Energia, areia e ilusões: quando a Europa projetou o futuro como se a história tivesse acabado

Projetos energéticos inovadores revelam eficiência técnica, mas também expõem uma fragilidade estratégica num mundo cada vez menos previsível.

Recentemente, uma reportagem da DW mostrou uma pequena cidade no norte da Finlândia que encontrou uma solução engenhosa para um velho problema da energia renovável: o excesso de produção. O calor gerado por turbinas eólicas e painéis solares é armazenado em grandes silos de areia feita a partir de pedra-sabão. Essa “usina de areia” aquece a água que, por sua vez, abastece o sistema de aquecimento dos prédios da cidade.

Do ponto de vista técnico, o projeto é quase impecável. Do ponto de vista estratégico, ele levanta uma pergunta desconfortável: em que tipo de mundo essa solução foi pensada para existir?

A genialidade técnica

A ideia resolve um dos principais gargalos das energias renováveis: a intermitência. Quando há vento ou sol em excesso, a energia não se perde. Ela vira calor, fica armazenada e é usada quando a cidade precisa.

É eficiente, relativamente barata, sustentável e elegante. Um exemplo clássico de engenharia europeia: racional, precisa e ambientalmente correta.

Mas engenharia não vive isolada. Ela depende de contexto político, social e geopolítico.

O pressuposto silencioso: estabilidade permanente

Projetos como esse partem de uma premissa implícita: o sistema nunca vai falhar de forma abrupta. Não haverá guerra, sabotagem, colapso energético, ataque cibernético ou ruptura prolongada.

Essa visão não surgiu por acaso. Ela é fruto direto da Europa do pós-Segunda Guerra Mundial, que decidiu reorganizar sua existência em torno de três pilares:

  • interdependência econômica,

  • instituições multilaterais,

  • e a crença de que grandes conflitos haviam ficado no passado.

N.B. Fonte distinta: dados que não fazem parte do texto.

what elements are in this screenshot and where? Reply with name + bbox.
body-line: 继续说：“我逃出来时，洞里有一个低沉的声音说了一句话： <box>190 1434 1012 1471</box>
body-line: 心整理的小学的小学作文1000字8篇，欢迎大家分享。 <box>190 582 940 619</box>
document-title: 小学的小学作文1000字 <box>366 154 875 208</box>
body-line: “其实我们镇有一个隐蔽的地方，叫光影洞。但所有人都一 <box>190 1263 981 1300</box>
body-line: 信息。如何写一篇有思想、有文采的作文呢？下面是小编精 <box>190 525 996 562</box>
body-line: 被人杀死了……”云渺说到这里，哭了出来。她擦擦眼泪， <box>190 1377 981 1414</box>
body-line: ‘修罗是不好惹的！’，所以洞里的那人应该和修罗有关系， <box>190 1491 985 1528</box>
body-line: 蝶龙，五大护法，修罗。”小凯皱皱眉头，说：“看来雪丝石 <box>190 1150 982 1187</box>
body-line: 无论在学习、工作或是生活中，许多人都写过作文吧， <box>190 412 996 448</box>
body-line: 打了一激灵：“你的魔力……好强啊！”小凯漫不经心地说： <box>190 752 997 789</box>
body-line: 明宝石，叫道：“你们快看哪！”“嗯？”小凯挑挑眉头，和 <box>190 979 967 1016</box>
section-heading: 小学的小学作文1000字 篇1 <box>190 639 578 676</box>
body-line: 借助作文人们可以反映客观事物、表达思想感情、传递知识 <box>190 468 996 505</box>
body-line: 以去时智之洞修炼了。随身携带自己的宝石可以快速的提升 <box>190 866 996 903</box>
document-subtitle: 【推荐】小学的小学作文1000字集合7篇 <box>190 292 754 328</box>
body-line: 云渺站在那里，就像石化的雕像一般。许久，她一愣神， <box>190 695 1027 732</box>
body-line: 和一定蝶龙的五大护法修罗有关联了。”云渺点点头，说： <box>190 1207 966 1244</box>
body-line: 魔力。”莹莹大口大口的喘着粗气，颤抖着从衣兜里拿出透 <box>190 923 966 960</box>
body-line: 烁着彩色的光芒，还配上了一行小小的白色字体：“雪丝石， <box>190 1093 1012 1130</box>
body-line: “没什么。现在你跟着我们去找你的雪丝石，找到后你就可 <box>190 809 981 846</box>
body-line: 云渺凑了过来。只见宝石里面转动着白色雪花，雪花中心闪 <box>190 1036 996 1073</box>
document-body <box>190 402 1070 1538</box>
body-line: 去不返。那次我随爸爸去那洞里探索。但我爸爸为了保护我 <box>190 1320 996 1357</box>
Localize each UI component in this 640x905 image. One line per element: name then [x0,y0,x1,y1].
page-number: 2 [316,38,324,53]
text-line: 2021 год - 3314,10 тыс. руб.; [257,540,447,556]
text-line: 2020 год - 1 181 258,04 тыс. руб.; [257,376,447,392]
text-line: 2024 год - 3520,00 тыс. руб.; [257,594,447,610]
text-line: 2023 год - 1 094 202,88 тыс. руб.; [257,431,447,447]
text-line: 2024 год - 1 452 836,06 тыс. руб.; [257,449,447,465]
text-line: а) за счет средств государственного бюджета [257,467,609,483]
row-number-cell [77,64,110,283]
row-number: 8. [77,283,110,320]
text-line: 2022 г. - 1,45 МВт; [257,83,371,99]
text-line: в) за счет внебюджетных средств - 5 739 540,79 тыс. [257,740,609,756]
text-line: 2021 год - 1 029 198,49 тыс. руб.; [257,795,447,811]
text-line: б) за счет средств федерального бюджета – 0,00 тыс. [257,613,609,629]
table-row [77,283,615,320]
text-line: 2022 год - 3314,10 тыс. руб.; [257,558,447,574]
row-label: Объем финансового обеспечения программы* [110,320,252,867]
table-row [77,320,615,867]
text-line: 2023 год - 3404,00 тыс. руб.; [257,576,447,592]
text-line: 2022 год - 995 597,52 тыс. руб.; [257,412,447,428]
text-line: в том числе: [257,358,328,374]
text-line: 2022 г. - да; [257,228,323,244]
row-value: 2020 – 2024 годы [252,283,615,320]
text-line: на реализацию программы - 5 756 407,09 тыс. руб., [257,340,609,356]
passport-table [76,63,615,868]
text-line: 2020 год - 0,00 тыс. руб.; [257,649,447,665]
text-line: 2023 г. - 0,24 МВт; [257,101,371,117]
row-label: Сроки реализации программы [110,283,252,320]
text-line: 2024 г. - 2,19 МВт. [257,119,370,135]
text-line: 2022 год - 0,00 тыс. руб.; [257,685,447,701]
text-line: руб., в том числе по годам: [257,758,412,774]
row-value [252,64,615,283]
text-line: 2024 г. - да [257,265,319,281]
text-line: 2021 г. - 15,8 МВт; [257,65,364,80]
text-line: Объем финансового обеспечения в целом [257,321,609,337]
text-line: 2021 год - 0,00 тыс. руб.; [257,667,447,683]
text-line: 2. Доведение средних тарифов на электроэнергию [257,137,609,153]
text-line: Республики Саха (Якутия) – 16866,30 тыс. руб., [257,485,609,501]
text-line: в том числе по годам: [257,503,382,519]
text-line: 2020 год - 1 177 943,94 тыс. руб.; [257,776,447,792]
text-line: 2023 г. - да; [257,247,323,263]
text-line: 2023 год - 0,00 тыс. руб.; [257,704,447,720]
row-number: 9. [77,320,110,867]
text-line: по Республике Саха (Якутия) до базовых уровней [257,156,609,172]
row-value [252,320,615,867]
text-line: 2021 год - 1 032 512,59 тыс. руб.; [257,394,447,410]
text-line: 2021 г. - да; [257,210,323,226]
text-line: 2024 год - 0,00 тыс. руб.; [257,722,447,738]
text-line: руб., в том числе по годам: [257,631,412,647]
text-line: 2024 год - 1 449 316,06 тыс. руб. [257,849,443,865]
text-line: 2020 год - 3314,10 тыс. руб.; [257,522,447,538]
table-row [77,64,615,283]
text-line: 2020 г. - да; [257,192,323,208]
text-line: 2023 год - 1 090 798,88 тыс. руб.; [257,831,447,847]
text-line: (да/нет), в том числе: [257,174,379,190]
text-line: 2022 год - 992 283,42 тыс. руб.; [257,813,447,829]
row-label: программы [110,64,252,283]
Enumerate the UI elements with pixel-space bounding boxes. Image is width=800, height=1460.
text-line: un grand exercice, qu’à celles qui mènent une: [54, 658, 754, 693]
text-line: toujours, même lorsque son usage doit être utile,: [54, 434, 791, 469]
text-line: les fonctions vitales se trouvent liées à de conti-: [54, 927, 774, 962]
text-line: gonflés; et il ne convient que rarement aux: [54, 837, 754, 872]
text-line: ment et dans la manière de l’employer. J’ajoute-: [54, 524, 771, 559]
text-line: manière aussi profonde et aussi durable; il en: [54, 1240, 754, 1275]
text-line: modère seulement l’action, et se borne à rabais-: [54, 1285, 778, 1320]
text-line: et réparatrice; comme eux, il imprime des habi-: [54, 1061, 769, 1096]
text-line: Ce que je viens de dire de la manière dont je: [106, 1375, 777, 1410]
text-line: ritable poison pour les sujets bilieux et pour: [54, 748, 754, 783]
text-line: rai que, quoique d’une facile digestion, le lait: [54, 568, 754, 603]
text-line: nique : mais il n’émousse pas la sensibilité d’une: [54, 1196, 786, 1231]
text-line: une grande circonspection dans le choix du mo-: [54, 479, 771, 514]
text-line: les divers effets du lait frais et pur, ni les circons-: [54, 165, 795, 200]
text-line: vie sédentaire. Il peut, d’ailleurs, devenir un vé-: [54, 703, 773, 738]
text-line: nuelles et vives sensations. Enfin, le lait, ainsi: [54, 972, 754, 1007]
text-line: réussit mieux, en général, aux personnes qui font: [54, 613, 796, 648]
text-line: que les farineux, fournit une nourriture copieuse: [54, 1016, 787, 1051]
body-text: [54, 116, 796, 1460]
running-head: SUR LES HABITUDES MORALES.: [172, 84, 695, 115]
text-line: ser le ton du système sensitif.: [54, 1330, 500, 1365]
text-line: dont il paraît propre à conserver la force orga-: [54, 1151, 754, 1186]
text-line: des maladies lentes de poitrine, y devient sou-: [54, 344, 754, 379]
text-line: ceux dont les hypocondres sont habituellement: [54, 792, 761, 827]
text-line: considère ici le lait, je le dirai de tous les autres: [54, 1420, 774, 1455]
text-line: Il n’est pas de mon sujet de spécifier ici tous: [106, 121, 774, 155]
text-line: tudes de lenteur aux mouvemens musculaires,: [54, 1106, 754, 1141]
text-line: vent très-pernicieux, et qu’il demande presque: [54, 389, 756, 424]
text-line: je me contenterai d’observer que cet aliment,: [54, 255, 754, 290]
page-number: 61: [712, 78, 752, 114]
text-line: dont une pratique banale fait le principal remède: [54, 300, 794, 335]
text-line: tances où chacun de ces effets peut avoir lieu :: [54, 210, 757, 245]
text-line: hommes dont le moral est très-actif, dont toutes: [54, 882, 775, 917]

Durante décadas, isso funcionou. A paz virou norma. A guerra, exceção distante.

O problema é que o mundo mudou — e rápido.

Centralização: eficiência que vira vulnerabilidade

Sistemas centralizados são maravilhosos enquanto tudo funciona. Mas, quando falham, falham em bloco.

Uma usina de areia desativada não significa um bairro sem aquecimento. Significa uma cidade inteira vulnerável — e, no norte da Europa, isso não é desconforto: é risco real à vida.

Num cenário de crise:

  • um ataque híbrido,

  • um drone barato,

  • uma sabotagem física,

  • ou um ataque digital à rede elétrica,

o impacto não é pontual. É sistêmico.

A obsessão por eficiência eliminou algo essencial em tempos instáveis: redundância.

A Europa acreditou que a história havia terminado

Ao longo dos anos, a Europa internalizou uma ideia perigosa: a de que segurança é garantida por regras, tratados e racionalidade coletiva. A defesa foi terceirizada. A dissuasão, diluída. A capacidade de resposta, fragmentada.

Enquanto isso, outras potências pensaram diferente:

  • os Estados Unidos mantiveram redundância e excesso,

  • a China apostou em controle e verticalização,

  • a Rússia apostou em força bruta e disrupção.

A Europa apostou na normalidade eterna.

O mundo atual não premia eficiência pura

Hoje, o mundo é:

  • multipolar,

  • instável,

  • marcado por guerras híbridas,

  • crises energéticas,

  • sabotagens,

  • e chantagem estratégica.

Nesse cenário, o sistema mais eficiente não é o melhor — é o mais resiliente.

Redundância custa caro. Descentralização parece ineficiente. Estoques parecem desperdício. Até o dia em que deixam de parecer.

A dúvida sobre a defesa europeia não é preconceito

Quando se questiona se a Europa conseguiria se proteger sem os Estados Unidos, não se trata de provocação ideológica, mas de análise objetiva:

  • forças armadas fragmentadas,

  • baixa capacidade industrial bélica,

  • dependência tecnológica,

  • populações envelhecidas,

  • e sociedades pouco preparadas para sacrifício prolongado.

A Europa é excelente em governança. Mas dissuasão exige algo mais duro do que consenso.

O paradoxo final

A mesma mentalidade que criou cidades aquecidas por areia, sistemas eficientes e políticas ambientais avançadas é a que subestima cenários de ruptura.

O mundo, porém, não está cooperando com essa visão.

Talvez a transição energética seja inevitável.
Talvez seja necessária.
Mas ela não será honesta enquanto continuar sendo pensada como se a história tivesse acabado — quando, na verdade, ela voltou a acelerar.